During initial debugging, you are recommended to use a smaller instance to save money, e.g., n1-standard-x
(x
= the number of vCPUs) with Nvidia T4 or without GPU for the SIFT part. You may not be able to start a GPU VM with a very small number of vCPUs (e.g., only 1 vCPU). You can gradually increase the number of vCPUs and see whether a GPU VM can be launched.
A set of dependencies is listed in environment.yml.
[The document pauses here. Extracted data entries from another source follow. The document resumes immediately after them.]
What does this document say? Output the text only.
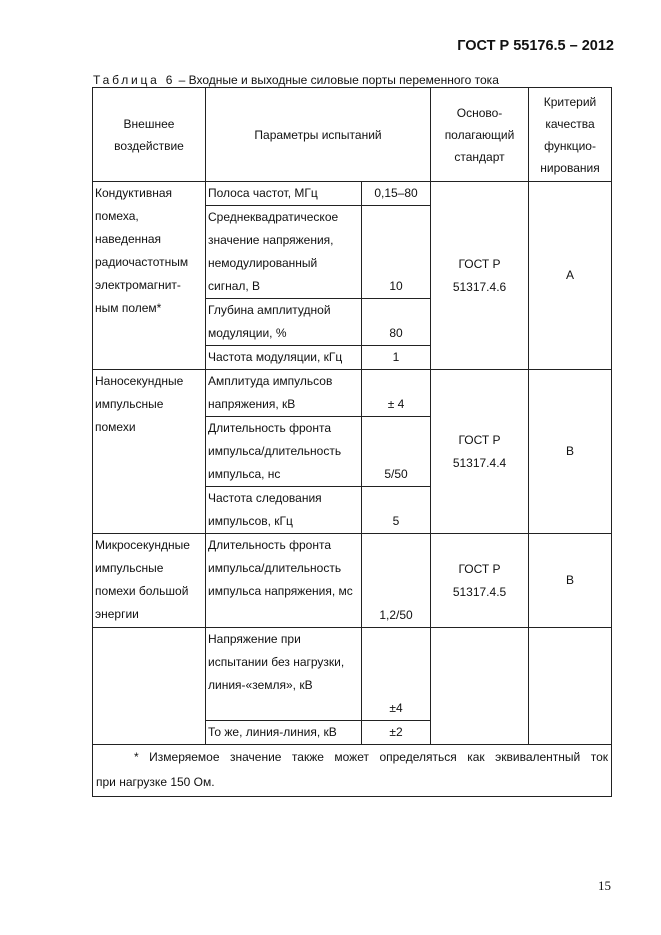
ГОСТ Р 55176.5 – 2012
Таблица 6 – Входные и выходные силовые порты переменного тока
Внешнее воздействие	Параметры испытаний		Осново-полагающий стандарт	Критерий качества функцио-нирования
Кондуктивная помеха, наведенная радиочастотным электромагнит-ным полем*	Полоса частот, МГц	0,15–80	ГОСТ Р 51317.4.6	A
	Среднеквадратическое значение напряжения, немодулированный сигнал, В	10		
	Глубина амплитудной модуляции, %	80		
	Частота модуляции, кГц	1		
Наносекундные импульсные помехи	Амплитуда импульсов напряжения, кВ	± 4	ГОСТ Р 51317.4.4	B
	Длительность фронта импульса/длительность импульса, нс	5/50		
	Частота следования импульсов, кГц	5		
Микросекундные импульсные помехи большой энергии	Длительность фронта импульса/длительность импульса напряжения, мс	1,2/50	ГОСТ Р 51317.4.5	B
	Напряжение при испытании без нагрузки, линия-«земля», кВ	±4		
	То же, линия-линия, кВ	±2		

* Измеряемое значение также может определяться как эквивалентный ток
при нагрузке 150 Ом.				
15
You can use conda
to create and activate the environment easily.
# Start from within this repo
conda env create -f environment.yml -p ./env
conda activate ./env
You will continue using the data from Homework 1 for this homework, which you should have downloaded.
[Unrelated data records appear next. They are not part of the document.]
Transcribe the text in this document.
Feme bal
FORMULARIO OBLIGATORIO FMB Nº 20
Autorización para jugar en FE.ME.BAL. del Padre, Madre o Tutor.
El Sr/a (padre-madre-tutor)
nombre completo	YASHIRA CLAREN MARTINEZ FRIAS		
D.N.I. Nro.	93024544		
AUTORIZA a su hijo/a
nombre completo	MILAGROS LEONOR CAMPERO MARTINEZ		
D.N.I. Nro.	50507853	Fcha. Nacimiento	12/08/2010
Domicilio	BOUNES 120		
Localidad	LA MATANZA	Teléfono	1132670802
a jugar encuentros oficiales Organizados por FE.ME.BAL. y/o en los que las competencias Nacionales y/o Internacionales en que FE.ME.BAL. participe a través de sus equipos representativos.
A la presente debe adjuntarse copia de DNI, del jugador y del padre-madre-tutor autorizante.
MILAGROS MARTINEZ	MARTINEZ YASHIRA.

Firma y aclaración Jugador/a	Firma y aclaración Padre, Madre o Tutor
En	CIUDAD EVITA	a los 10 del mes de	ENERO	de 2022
If you don't have the data, download it from AWS S3 with the following commands:
# Start from within this repo
cd ./data
# Download and decompress data (no need if you still have it from HW1)
wget https://cmu-11775-vm.s3.amazonaws.com/spring2022/11775_s22_data.zip
unzip 11775_s22_data.zip
rm 11775_s22_data.zip
Eventually, the directory structure should look like this:
- this repo
- code
- data
- videos (unzipped from 11775_s22_data.zip)
- labels (unzipped from 11775_s22_data.zip)
- env
- ...
Some functions in the pipeline are deliberately left blank for you to implement, where an NotImplementedError
will be raised.
We recommend you generate a small file list (e.g. debug.csv
with 20 lines) for fast debugging during initial development.
The --debug
option in some scripts are also very helpful.
In addition, you can enable pdb
debugger upon exception
# Instead of
python xxx.py yyy zzz
# Run
ipython --pdb xxx.py -- yyy zzz
To extract SIFT features, use
python code/run_sift.py data/labels/xxx.csv
By default, features are stored under data/sift
.
To train K-Means with SIFT feature for 128 clusters, use
python code/train_kmeans.py data/labels/xxx.csv data/sift 128 sift_128
By default, model weights are stored under data/kmeans
.
To extract Bag-of-Words representation with the trained model, use
python code/run_bow.py data/labels/xxx.csv sift_128 data/sift
By default, features are stored under data/bow_<model_name>
(e.g., data/bow_sift_128
).
To extract CNN features, use
python code/run_cnn.py data/labels/xxx.csv
By default, features are stored under data/cnn
.
To extract 3D CNN features, use
python code/run_cnn3d.py data/labels/xxx.csv
By default, features are stored under data/cnn3d
.
The training script automatically and deterministically split the train_val
data into training and validation, so you do not need to worry about it.
To train MLP with SIFT Bag-of-Words, run
python code/run_mlp.py sift --feature_dir data/bow_sift_128 --num_features 128
To train MLP with CNN features, run
python code/run_mlp.py cnn --feature_dir data/cnn --num_features <num_feat>
By default, training logs and predictions are stored under data/mlp/model_name/version_xxx/
.
You can directly submit the CSV file to Kaggle.